As the flexcan driver only uses one mailbox for TX, there'll be no reordering on the TX side. For RX it uses timestamps on the mailboxes, which is also fine. What load do you have on the system, while running the test? Maybe a dropped frame on the socket.

vladimiroltean commented 4 years ago

What load do you have on the system, while running the test? Maybe a dropped frame on the socket.

A stress --cpu 2 --hdd 2, actually. Could you please expand a bit more about the ways in which CPU load affects this application?

marckleinebudde commented 4 years ago

If canfdtest isn't scheduled the RX-queue in the socket will grow, because it cannot receive CAN frames as fast as they are received by the flexcan core. The socket queue will grow and eventually the kernel will drop CAN frames from that queue. That might explain your problem here.

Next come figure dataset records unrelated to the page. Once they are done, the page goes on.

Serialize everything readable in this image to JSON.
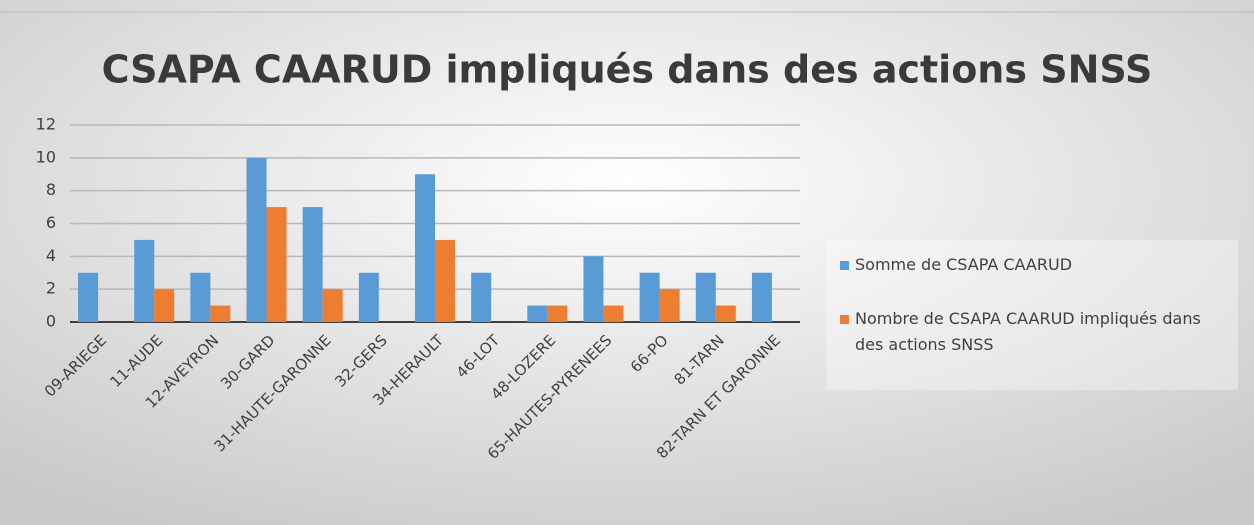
{
  "chart_data": {
    "type": "bar",
    "title": "CSAPA CAARUD impliqués dans des actions SNSS",
    "categories": [
      "09-ARIEGE",
      "11-AUDE",
      "12-AVEYRON",
      "30-GARD",
      "31-HAUTE-GARONNE",
      "32-GERS",
      "34-HERAULT",
      "46-LOT",
      "48-LOZERE",
      "65-HAUTES-PYRENEES",
      "66-PO",
      "81-TARN",
      "82-TARN ET GARONNE"
    ],
    "series": [
      {
        "name": "Somme de CSAPA CAARUD",
        "color": "#5b9bd5",
        "values": [
          3,
          5,
          3,
          10,
          7,
          3,
          9,
          3,
          1,
          4,
          3,
          3,
          3
        ]
      },
      {
        "name": "Nombre de CSAPA CAARUD impliqués dans des actions SNSS",
        "color": "#ed7d31",
        "values": [
          0,
          2,
          1,
          7,
          2,
          0,
          5,
          0,
          1,
          1,
          2,
          1,
          0
        ]
      }
    ],
    "ylim": [
      0,
      12
    ],
    "yticks": [
      0,
      2,
      4,
      6,
      8,
      10,
      12
    ],
    "grid": true,
    "legend": "right"
  }
}
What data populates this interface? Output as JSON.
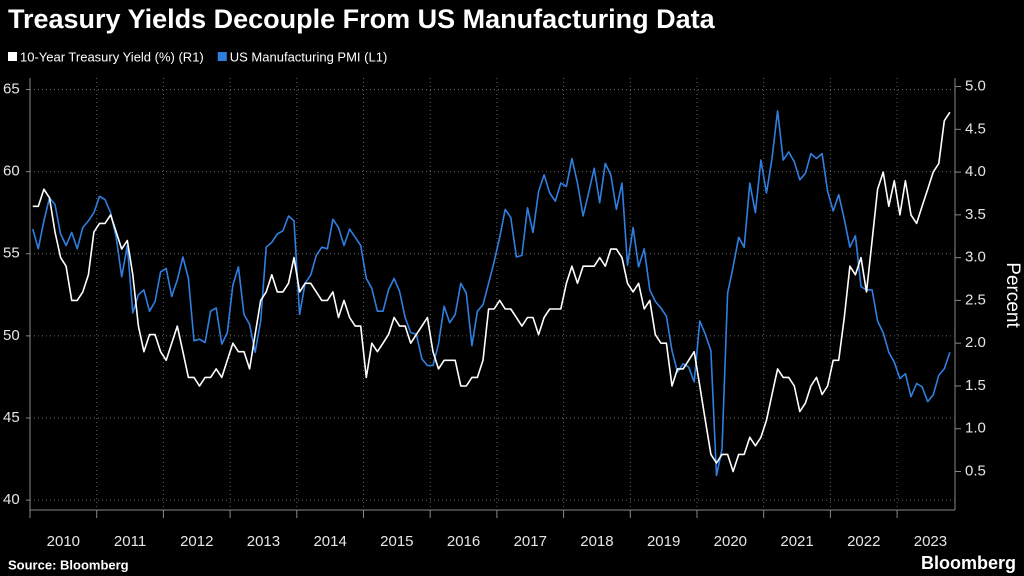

vladimiroltean commented 4 years ago

Thing is, stress --cpu only does this, if you look at the source code:

int
hogcpu (void)
{
  while (1)
    sqrt (rand ());

  return 0;
}

That shouldn't pose much of an issue to the scheduler, and neither should stress --hdd:

int
hoghdd (long long bytes)
{
  long long i, j;
  int fd;
  int chunk = (1024 * 1024) - 1;        /* Minimize slow writing.  */
  char buff[chunk];

  /* Initialize buffer with some random ASCII data.  */
  dbg (stdout, "seeding %d byte buffer with random data\n", chunk);
  for (i = 0; i < chunk - 1; i++)
    {
      j = rand ();
      j = (j < 0) ? -j : j;
      j %= 95;
      j += 32;
      buff[i] = j;
    }
  buff[i] = '\n';

  while (1)
    {
      char name[] = "./stress.XXXXXX";

      if ((fd = mkstemp (name)) == -1)
        {
          err (stderr, "mkstemp failed: %s\n", strerror (errno));
          return 1;
        }

      dbg (stdout, "opened %s for writing %lli bytes\n", name, bytes);

      dbg (stdout, "unlinking %s\n", name);
      if (unlink (name) == -1)
        {
          err (stderr, "unlink of %s failed: %s\n", name, strerror (errno));
          return 1;
        }

      dbg (stdout, "fast writing to %s\n", name);
      for (j = 0; bytes == 0 || j + chunk < bytes; j += chunk)
        {
          if (write (fd, buff, chunk) == -1)
            {
              err (stderr, "write failed: %s\n", strerror (errno));
              return 1;
            }
        }

      dbg (stdout, "slow writing to %s\n", name);
      for (; bytes == 0 || j < bytes - 1; j++)
        {
          if (write (fd, &buff[j % chunk], 1) == -1)
            {
              err (stderr, "write failed: %s\n", strerror (errno));
              return 1;
            }
        }
      if (write (fd, "\n", 1) == -1)
        {
          err (stderr, "write failed: %s\n", strerror (errno));
          return 1;
        }
      ++j;

      dbg (stdout, "closing %s after %lli bytes\n", name, j);
      close (fd);
    }

  return 0;
}

I would like to test your hypothesis though. What are some CAN socket statistics counters I can check?